Vivre

Dans “Vivre », le jeune réalisateur sud-africain Oliver Hermanus plonge le spectateur dans le Londres de l’après-guerre, entre les rigidités sociales et l’urgence de la reconstruction.

 Chaque matin, en 1953, un groupe de fonctionnaires de la mairie de Londres prend le train jusqu’à la gare de Waterloo, strictement vêtus d’un costume trois-pièces et coiffés d’un chapeau melon. Ils travaillent ensemble dans un bureau encombré de paperasses sous la direction d’un chef ombrageux, Sir Williams (Bill Nighy). La règle n°1 est la fuite des responsabilités : on se renvoie les dossiers gênants du bureau de l’urbanisme à celui des parcs et jardina et à celui de l’assainissement, jusqu’à ce qu’ils reviennent au service envoyeur.

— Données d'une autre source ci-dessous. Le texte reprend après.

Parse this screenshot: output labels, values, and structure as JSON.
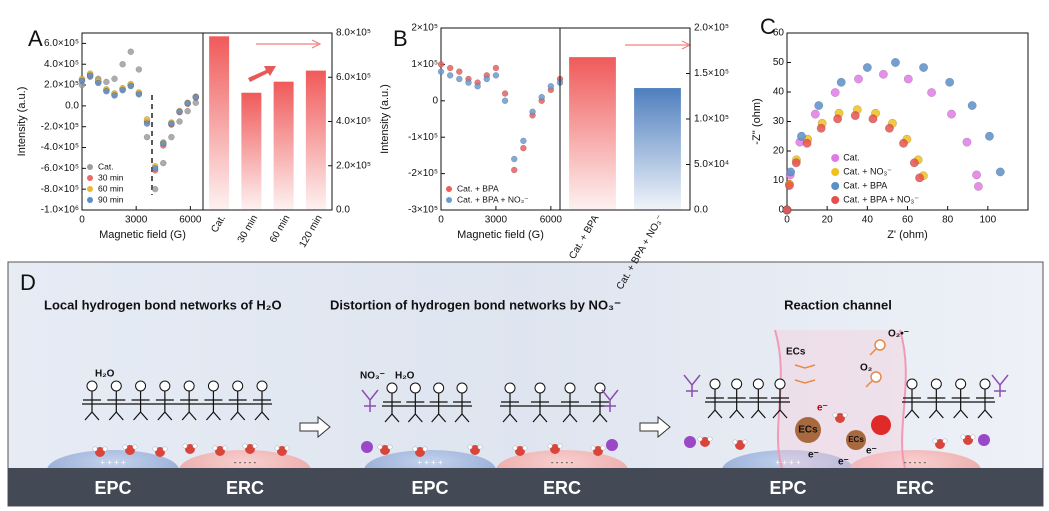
{
  "panel_labels": [
    "A",
    "B",
    "C",
    "D"
  ],
  "chart_data": [
    {
      "type": "scatter",
      "xlabel": "Magnetic field (G)",
      "ylabel": "Intensity (a.u.)",
      "x": [
        0,
        450,
        900,
        1350,
        1800,
        2250,
        2700,
        3150,
        3600,
        4050,
        4500,
        4950,
        5400,
        5850,
        6300
      ],
      "series": [
        {
          "name": "Cat.",
          "color": "#9e9e9e",
          "values": [
            200000,
            280000,
            260000,
            230000,
            260000,
            400000,
            520000,
            350000,
            -300000,
            -800000,
            -550000,
            -300000,
            -150000,
            -50000,
            30000
          ]
        },
        {
          "name": "30 min",
          "color": "#e86a6a",
          "values": [
            250000,
            300000,
            230000,
            150000,
            110000,
            160000,
            200000,
            120000,
            -150000,
            -620000,
            -380000,
            -180000,
            -60000,
            20000,
            80000
          ]
        },
        {
          "name": "60 min",
          "color": "#e8b83a",
          "values": [
            260000,
            310000,
            240000,
            160000,
            120000,
            170000,
            210000,
            130000,
            -130000,
            -580000,
            -350000,
            -160000,
            -50000,
            30000,
            90000
          ]
        },
        {
          "name": "90 min",
          "color": "#5b8ec9",
          "values": [
            240000,
            290000,
            220000,
            140000,
            100000,
            150000,
            190000,
            110000,
            -170000,
            -600000,
            -360000,
            -170000,
            -55000,
            25000,
            85000
          ]
        }
      ],
      "xlim": [
        0,
        6700
      ],
      "xticks": [
        0,
        3000,
        6000
      ],
      "ylim": [
        -1000000,
        700000
      ],
      "yticks": [
        {
          "value": 600000,
          "label": "6.0×10⁵"
        },
        {
          "value": 400000,
          "label": "4.0×10⁵"
        },
        {
          "value": 200000,
          "label": "2.0×10⁵"
        },
        {
          "value": 0,
          "label": "0.0"
        },
        {
          "value": -200000,
          "label": "-2.0×10⁵"
        },
        {
          "value": -400000,
          "label": "-4.0×10⁵"
        },
        {
          "value": -600000,
          "label": "-6.0×10⁵"
        },
        {
          "value": -800000,
          "label": "-8.0×10⁵"
        },
        {
          "value": -1000000,
          "label": "-1.0×10⁶"
        }
      ],
      "legend": "lower left"
    },
    {
      "type": "bar",
      "categories": [
        "Cat.",
        "30 min",
        "60 min",
        "120 min"
      ],
      "values": [
        785000,
        530000,
        580000,
        630000
      ],
      "colors": [
        "#f05a5a",
        "#f05a5a",
        "#f05a5a",
        "#f05a5a"
      ],
      "ylim": [
        0,
        800000
      ],
      "yticks": [
        {
          "value": 0,
          "label": "0.0"
        },
        {
          "value": 200000,
          "label": "2.0×10⁵"
        },
        {
          "value": 400000,
          "label": "4.0×10⁵"
        },
        {
          "value": 600000,
          "label": "6.0×10⁵"
        },
        {
          "value": 800000,
          "label": "8.0×10⁵"
        }
      ],
      "y_axis": "right"
    },
    {
      "type": "scatter",
      "xlabel": "Magnetic field (G)",
      "ylabel": "Intensity (a.u.)",
      "x": [
        0,
        500,
        1000,
        1500,
        2000,
        2500,
        3000,
        3500,
        4000,
        4500,
        5000,
        5500,
        6000,
        6500
      ],
      "series": [
        {
          "name": "Cat. + BPA",
          "color": "#e86060",
          "values": [
            100000,
            90000,
            80000,
            60000,
            50000,
            70000,
            90000,
            20000,
            -190000,
            -130000,
            -40000,
            0,
            30000,
            60000
          ]
        },
        {
          "name": "Cat. + BPA + NO₃⁻",
          "color": "#6a9bd0",
          "values": [
            80000,
            70000,
            60000,
            50000,
            40000,
            60000,
            70000,
            0,
            -160000,
            -110000,
            -30000,
            10000,
            40000,
            50000
          ]
        }
      ],
      "xlim": [
        0,
        6500
      ],
      "xticks": [
        0,
        3000,
        6000
      ],
      "ylim": [
        -300000,
        200000
      ],
      "yticks": [
        {
          "value": 200000,
          "label": "2×10⁵"
        },
        {
          "value": 100000,
          "label": "1×10⁵"
        },
        0,
        {
          "value": -100000,
          "label": "-1×10⁵"
        },
        {
          "value": -200000,
          "label": "-2×10⁵"
        },
        {
          "value": -300000,
          "label": "-3×10⁵"
        }
      ],
      "legend": "lower left"
    },
    {
      "type": "bar",
      "categories": [
        "Cat. + BPA",
        "Cat. + BPA + NO₃⁻"
      ],
      "values": [
        168000,
        134000
      ],
      "colors": [
        "#f05a5a",
        "#4f7fbf"
      ],
      "ylim": [
        0,
        200000
      ],
      "yticks": [
        {
          "value": 0,
          "label": "0.0"
        },
        {
          "value": 50000,
          "label": "5.0×10⁴"
        },
        {
          "value": 100000,
          "label": "1.0×10⁵"
        },
        {
          "value": 150000,
          "label": "1.5×10⁵"
        },
        {
          "value": 200000,
          "label": "2.0×10⁵"
        }
      ],
      "y_axis": "right"
    },
    {
      "type": "scatter",
      "xlabel": "Z' (ohm)",
      "ylabel": "-Z'' (ohm)",
      "series": [
        {
          "name": "Cat.",
          "color": "#e07ae6",
          "x": [
            0,
            1.6,
            6.4,
            14.1,
            24,
            35.6,
            48,
            60.4,
            72,
            81.9,
            89.6,
            94.4,
            95.3
          ],
          "values": [
            0,
            11.9,
            23,
            32.5,
            39.8,
            44.4,
            46,
            44.4,
            39.8,
            32.5,
            23,
            11.9,
            8
          ]
        },
        {
          "name": "Cat. + NO₃⁻",
          "color": "#f0c020",
          "x": [
            0,
            1.2,
            4.7,
            10.3,
            17.5,
            25.9,
            35,
            44.1,
            52.5,
            59.7,
            65.3,
            67.9
          ],
          "values": [
            0,
            8.8,
            17,
            24,
            29.4,
            32.8,
            34,
            32.8,
            29.4,
            24,
            17,
            11.6
          ]
        },
        {
          "name": "Cat. + BPA",
          "color": "#5a8fc8",
          "x": [
            0,
            1.8,
            7.2,
            15.8,
            27,
            40,
            54,
            68,
            81,
            92.2,
            100.8,
            106.2
          ],
          "values": [
            0,
            12.9,
            25,
            35.4,
            43.3,
            48.3,
            50,
            48.3,
            43.3,
            35.4,
            25,
            12.9
          ]
        },
        {
          "name": "Cat. + BPA + NO₃⁻",
          "color": "#e85050",
          "x": [
            0,
            1.2,
            4.6,
            10,
            17,
            25.2,
            34,
            42.8,
            51,
            58,
            63.4,
            66
          ],
          "values": [
            0,
            8.3,
            16,
            22.6,
            27.7,
            30.9,
            32,
            30.9,
            27.7,
            22.6,
            16,
            10.9
          ]
        }
      ],
      "xlim": [
        0,
        120
      ],
      "xticks": [
        0,
        20,
        40,
        60,
        80,
        100
      ],
      "ylim": [
        0,
        60
      ],
      "yticks": [
        0,
        10,
        20,
        30,
        40,
        50,
        60
      ],
      "legend": "lower center"
    }
  ],
  "diagram": {
    "sections": [
      {
        "title": "Local hydrogen bond networks of H₂O",
        "labels": [
          "H₂O"
        ],
        "electrodes": [
          "EPC",
          "ERC"
        ],
        "signs": [
          "+ + + +",
          "- - - - -"
        ]
      },
      {
        "title": "Distortion of hydrogen bond networks by NO₃⁻",
        "labels": [
          "NO₃⁻",
          "H₂O"
        ],
        "electrodes": [
          "EPC",
          "ERC"
        ],
        "signs": [
          "+ + + +",
          "- - - - -"
        ]
      },
      {
        "title": "Reaction channel",
        "labels": [
          "ECs",
          "O₂•⁻",
          "O₂",
          "ECs",
          "ECs",
          "e⁻",
          "e⁻",
          "e⁻",
          "e⁻"
        ],
        "electrodes": [
          "EPC",
          "ERC"
        ],
        "signs": [
          "+ + + +",
          "- - - - -"
        ]
      }
    ]
  }
}
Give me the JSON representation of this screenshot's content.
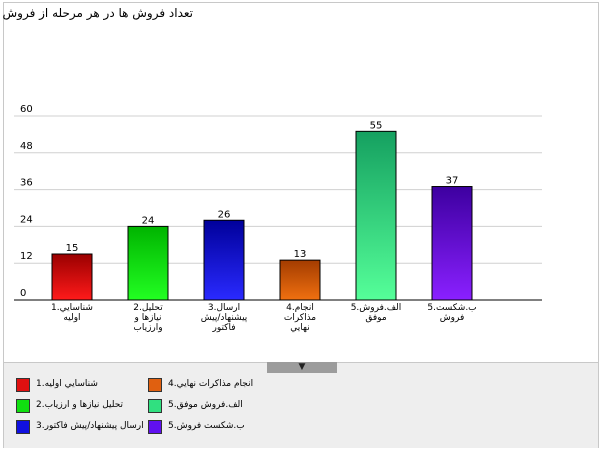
{
  "chart_data": {
    "type": "bar",
    "title": "تعداد فروش ها در هر مرحله از فروش",
    "ylim": [
      0,
      60
    ],
    "yticks": [
      0,
      12,
      24,
      36,
      48,
      60
    ],
    "grid": true,
    "legend_placement": "bottom",
    "categories": [
      [
        "شناسايي.1",
        "اوليه"
      ],
      [
        "تحليل.2",
        "نيازها و",
        "وارزياب"
      ],
      [
        "ارسال.3",
        "پيشنهاد/پيش",
        "فاكتور"
      ],
      [
        "انجام.4",
        "مذاكرات",
        "نهايي"
      ],
      [
        "الف.فروش.5",
        "موفق"
      ],
      [
        "ب.شكست.5",
        "فروش"
      ]
    ],
    "values": [
      15,
      24,
      26,
      13,
      55,
      37
    ],
    "colors": [
      [
        "#ff1a1a",
        "#9a0000"
      ],
      [
        "#22ff22",
        "#00b400"
      ],
      [
        "#2a2aff",
        "#00009a"
      ],
      [
        "#f07010",
        "#a33c00"
      ],
      [
        "#55ff99",
        "#15a060"
      ],
      [
        "#8a20ff",
        "#3d00a0"
      ]
    ],
    "legend": [
      {
        "label": "شناسايي اوليه.1",
        "color": "#e01010"
      },
      {
        "label": "انجام مذاكرات نهايي.4",
        "color": "#e06010"
      },
      {
        "label": "تحليل نيازها و ارزياب.2",
        "color": "#10e010"
      },
      {
        "label": "الف.فروش موفق.5",
        "color": "#30e080"
      },
      {
        "label": "ارسال پيشنهاد/پيش فاكتور.3",
        "color": "#1010e0"
      },
      {
        "label": "ب.شكست فروش.5",
        "color": "#6010f0"
      }
    ]
  },
  "ui": {
    "collapse_glyph": "▼"
  }
}
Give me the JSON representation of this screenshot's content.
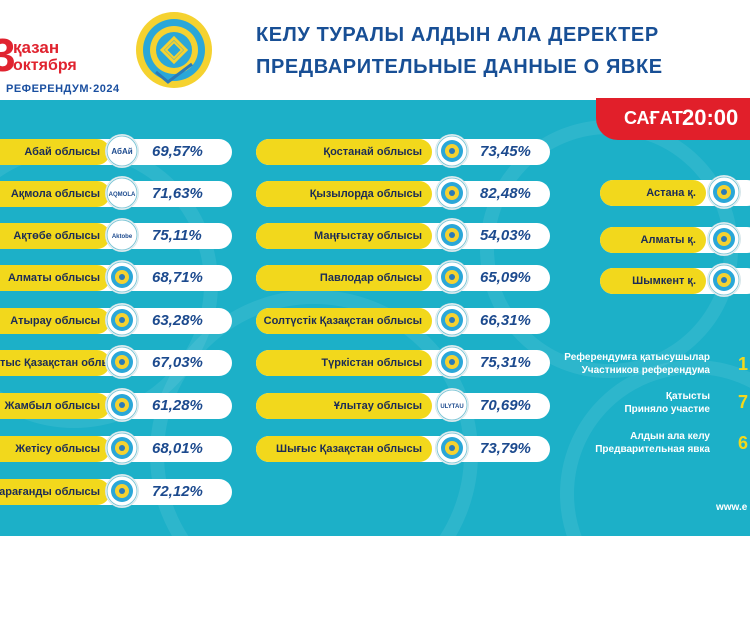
{
  "header": {
    "date_number": "3",
    "date_line1": "қазан",
    "date_line2": "октября",
    "referendum": "РЕФЕРЕНДУМ·2024",
    "title_kz": "КЕЛУ ТУРАЛЫ АЛДЫН АЛА ДЕРЕКТЕР",
    "title_ru": "ПРЕДВАРИТЕЛЬНЫЕ ДАННЫЕ О ЯВКЕ",
    "time_label": "САҒАТ",
    "time_value": "20:00"
  },
  "regions_left": [
    {
      "name": "Абай облысы",
      "value": "69,57%",
      "icon": "abai-emblem-icon",
      "icon_text": "АбАй"
    },
    {
      "name": "Ақмола облысы",
      "value": "71,63%",
      "icon": "akmola-emblem-icon",
      "icon_text": "AQMOLA"
    },
    {
      "name": "Ақтөбе облысы",
      "value": "75,11%",
      "icon": "aktobe-emblem-icon",
      "icon_text": "Aktobe"
    },
    {
      "name": "Алматы облысы",
      "value": "68,71%",
      "icon": "almaty-region-emblem-icon",
      "icon_text": ""
    },
    {
      "name": "Атырау облысы",
      "value": "63,28%",
      "icon": "atyrau-emblem-icon",
      "icon_text": ""
    },
    {
      "name": "Батыс Қазақстан облысы",
      "value": "67,03%",
      "icon": "west-kazakhstan-emblem-icon",
      "icon_text": ""
    },
    {
      "name": "Жамбыл облысы",
      "value": "61,28%",
      "icon": "zhambyl-emblem-icon",
      "icon_text": ""
    },
    {
      "name": "Жетісу облысы",
      "value": "68,01%",
      "icon": "zhetisu-emblem-icon",
      "icon_text": ""
    },
    {
      "name": "Қарағанды облысы",
      "value": "72,12%",
      "icon": "karaganda-emblem-icon",
      "icon_text": ""
    }
  ],
  "regions_mid": [
    {
      "name": "Қостанай облысы",
      "value": "73,45%",
      "icon": "kostanay-emblem-icon",
      "icon_text": ""
    },
    {
      "name": "Қызылорда облысы",
      "value": "82,48%",
      "icon": "kyzylorda-emblem-icon",
      "icon_text": ""
    },
    {
      "name": "Маңғыстау облысы",
      "value": "54,03%",
      "icon": "mangystau-emblem-icon",
      "icon_text": ""
    },
    {
      "name": "Павлодар облысы",
      "value": "65,09%",
      "icon": "pavlodar-emblem-icon",
      "icon_text": ""
    },
    {
      "name": "Солтүстік Қазақстан облысы",
      "value": "66,31%",
      "icon": "north-kazakhstan-emblem-icon",
      "icon_text": ""
    },
    {
      "name": "Түркістан облысы",
      "value": "75,31%",
      "icon": "turkistan-emblem-icon",
      "icon_text": ""
    },
    {
      "name": "Ұлытау облысы",
      "value": "70,69%",
      "icon": "ulytau-emblem-icon",
      "icon_text": "ULYTAU"
    },
    {
      "name": "Шығыс Қазақстан облысы",
      "value": "73,79%",
      "icon": "east-kazakhstan-emblem-icon",
      "icon_text": ""
    }
  ],
  "cities": [
    {
      "name": "Астана қ.",
      "icon": "astana-emblem-icon"
    },
    {
      "name": "Алматы қ.",
      "icon": "almaty-city-emblem-icon"
    },
    {
      "name": "Шымкент қ.",
      "icon": "shymkent-emblem-icon"
    }
  ],
  "stats": [
    {
      "label_kz": "Референдумға қатысушылар",
      "label_ru": "Участников референдума",
      "value": "1"
    },
    {
      "label_kz": "Қатысты",
      "label_ru": "Приняло участие",
      "value": "7"
    },
    {
      "label_kz": "Алдын ала келу",
      "label_ru": "Предварительная явка",
      "value": "6"
    }
  ],
  "website": "www.e",
  "colors": {
    "teal": "#1cb0c8",
    "yellow": "#f2d81c",
    "red": "#e11f2a",
    "navy": "#184f95"
  }
}
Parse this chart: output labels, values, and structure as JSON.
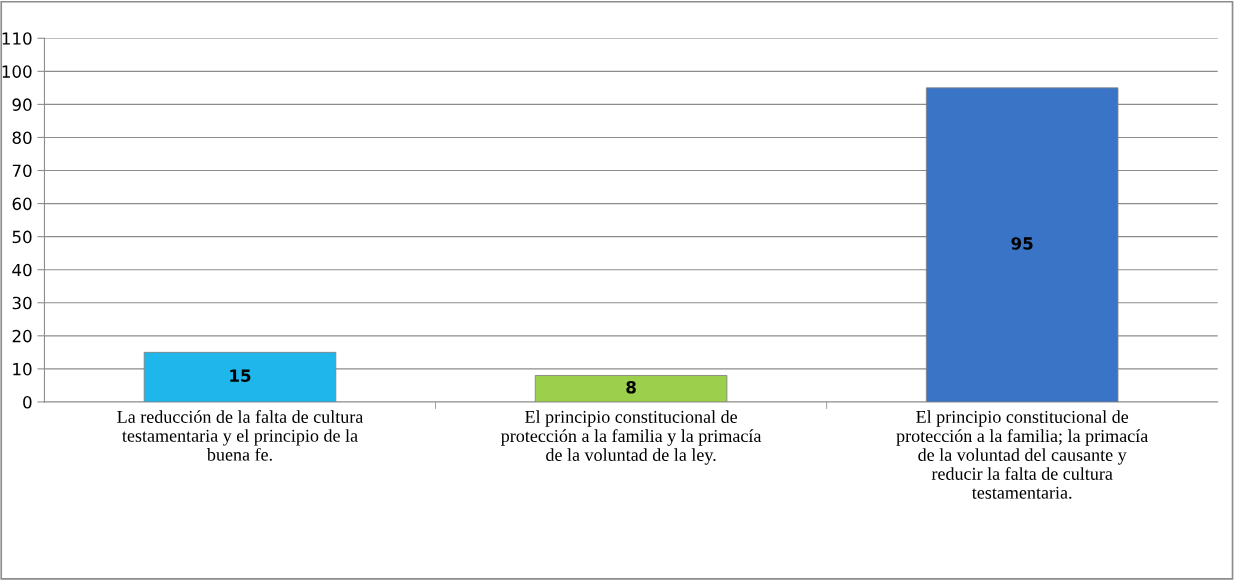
{
  "chart_data": {
    "type": "bar",
    "categories": [
      "La reducción de la falta de cultura\ntestamentaria y el principio de la\nbuena fe.",
      "El principio constitucional de\nprotección a la familia y la primacía\nde la voluntad de la ley.",
      "El principio constitucional de\nprotección a la familia; la primacía\nde la voluntad del causante y\nreducir la falta de cultura\ntestamentaria."
    ],
    "values": [
      15,
      8,
      95
    ],
    "colors": [
      "#1fb6ec",
      "#9bcf4c",
      "#3a74c6"
    ],
    "ylim": [
      0,
      110
    ],
    "yticks": [
      0,
      10,
      20,
      30,
      40,
      50,
      60,
      70,
      80,
      90,
      100,
      110
    ],
    "grid": "y",
    "data_labels": true
  }
}
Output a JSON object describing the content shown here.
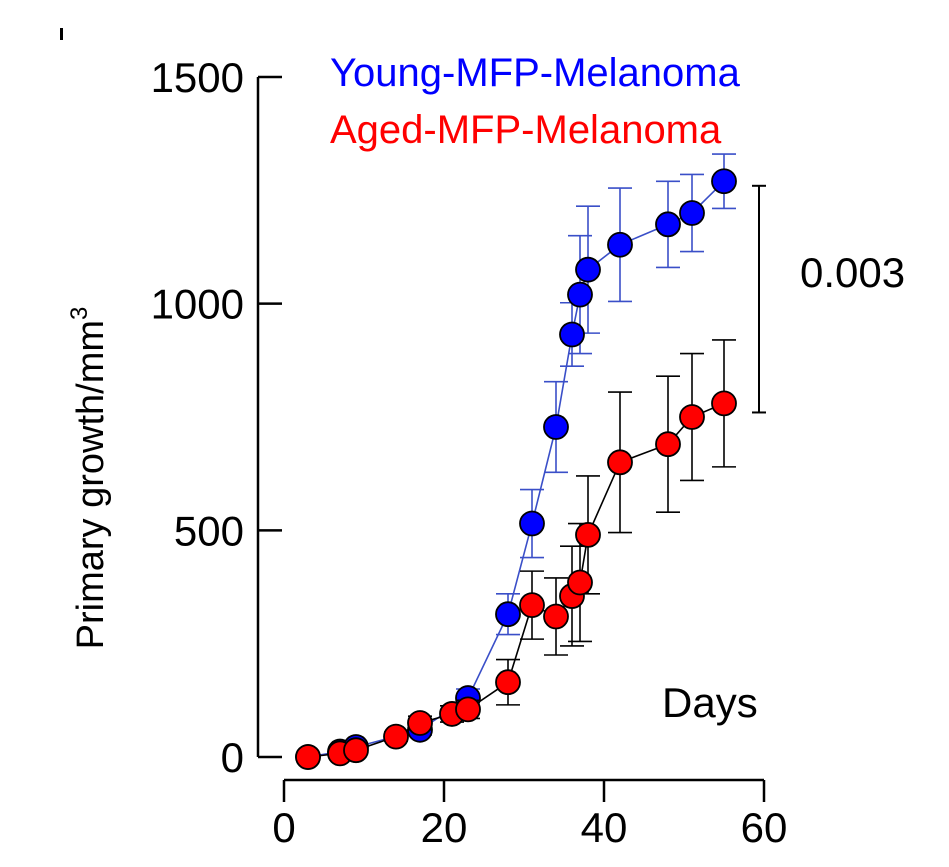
{
  "chart_data": {
    "type": "line",
    "title": "",
    "xlabel": "Days",
    "ylabel": "Primary growth/mm",
    "ylabel_superscript": "3",
    "xlim": [
      0,
      60
    ],
    "ylim": [
      0,
      1500
    ],
    "xticks": [
      0,
      20,
      40,
      60
    ],
    "yticks": [
      0,
      500,
      1000,
      1500
    ],
    "grid": false,
    "legend_position": "top",
    "series": [
      {
        "name": "Young-MFP-Melanoma",
        "color": "#0000ff",
        "line_color": "#3a4fc8",
        "x": [
          3,
          7,
          9,
          17,
          23,
          28,
          31,
          34,
          36,
          37,
          38,
          42,
          48,
          51,
          55
        ],
        "y": [
          0,
          12,
          22,
          60,
          130,
          315,
          515,
          728,
          932,
          1020,
          1075,
          1130,
          1175,
          1200,
          1270
        ],
        "err": [
          0,
          4,
          6,
          12,
          20,
          45,
          75,
          100,
          70,
          130,
          140,
          125,
          95,
          85,
          60
        ]
      },
      {
        "name": "Aged-MFP-Melanoma",
        "color": "#ff0000",
        "line_color": "#000000",
        "x": [
          3,
          7,
          9,
          14,
          17,
          21,
          23,
          28,
          31,
          34,
          36,
          37,
          38,
          42,
          48,
          51,
          55
        ],
        "y": [
          0,
          8,
          15,
          45,
          75,
          95,
          105,
          165,
          335,
          310,
          355,
          385,
          490,
          650,
          690,
          750,
          780
        ],
        "err": [
          0,
          3,
          5,
          10,
          15,
          18,
          20,
          50,
          75,
          85,
          110,
          130,
          130,
          155,
          150,
          140,
          140
        ]
      }
    ],
    "annotations": [
      {
        "text": "0.003",
        "bracket_y": [
          760,
          1260
        ],
        "x": 60
      }
    ]
  }
}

 Sir Williams apprend de son médecin que son cancer ne lui laisse plus que six mois à vivre. Ayant entendu des infirmières parler de la station balnéaire de Bournemouth, il s’y enfuit, s’essaie aux bars et aux machines à sous, troque son chapeau melon contre un autre dans le vent.

Il est fasciné par Miss Harris (Aimee Lou Wood), une jeune femme qui travaillait sous ses ordres et a décidé de quitter la mairie pour la restauration. Miss Harris est gaie, elle s’enthousiasme pour des enfants rencontrés dans la rue, aime le cinéma, la bonne cuisine. Sir Williams ne lui demande rien moins que de lui apprendre à vivre, lui qui s’est attiré au travail le surnom de « zombie », momie égyptienne morte-vivante.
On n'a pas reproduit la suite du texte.